McDonald's Seems to Be Begrudgingly Admitting Its Workers Are People

In Depth

Remember that public clamor over unfair and borderline inhumane wage practices that resulted in a massive fast food strike in 2013? Well, contrary to what the cynical among us thought would be the case, it appears that it’s going to result in something positive after all.

Kicking and screaming, it looks like the execs at McDonald’s have realized they’re going to have to hike wages so that their employees can, y’know…actually afford to work there. After resisting the idea of paying their employees a living wage up to the point where it actually caused worker strikes all last year, SEC filings make it apparent that McDonald’s plans to raise wages.

Ultimately, this was inevitable. It just wasn’t sustainable to pay people at the rates McDonald’s and other fast food giants had been doing and not expect the whole house of cards to come tumbling down eventually. This is particularly true when you consider the crazy shit McDonald’s has recommended its employees do just to survive.
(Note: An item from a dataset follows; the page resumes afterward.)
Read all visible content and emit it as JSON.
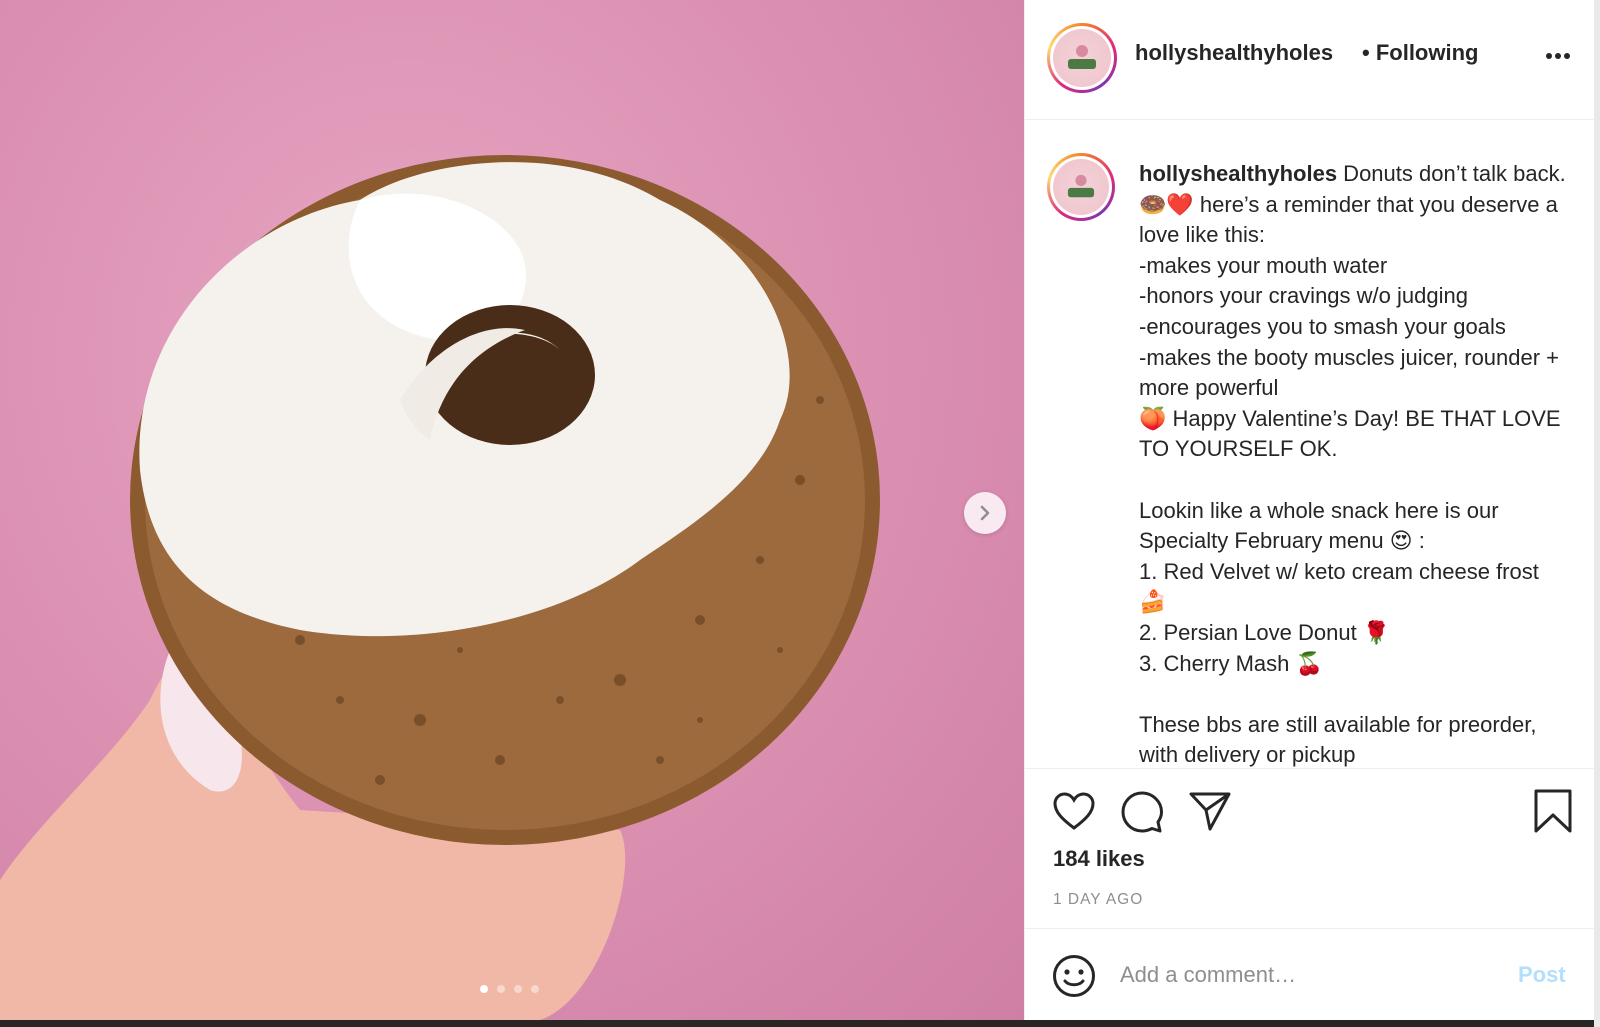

We all know about the hotline caught telling employees to go on Food Stamps, but not as many people know about the fact that the same hotline was also recommending employees “break their food into smaller pieces to feel full” (HOW DOES THAT EVEN, I CAN’T WORDS) along with telling them that they should survive by selling all their worldly possessions on E-Bay and Craigslist and telling them to “quit complaining” (no, seriously) because “complaining raises stress hormone levels.”

At what point do we as a nation have to admit that we’re turning into Dickensian London with iPads? The fact that anyone believes that it is right and just for full-time workers to not be able to survive modestly, or that the solution to poverty is “if you’re poor, stop being poor,” or that owning a refrigerator or a cellphone or air conditioning means you’re secretly not actually poor is so depressing that George R. R. Martin has to tip his cap to Republicans for their inventive cruelty.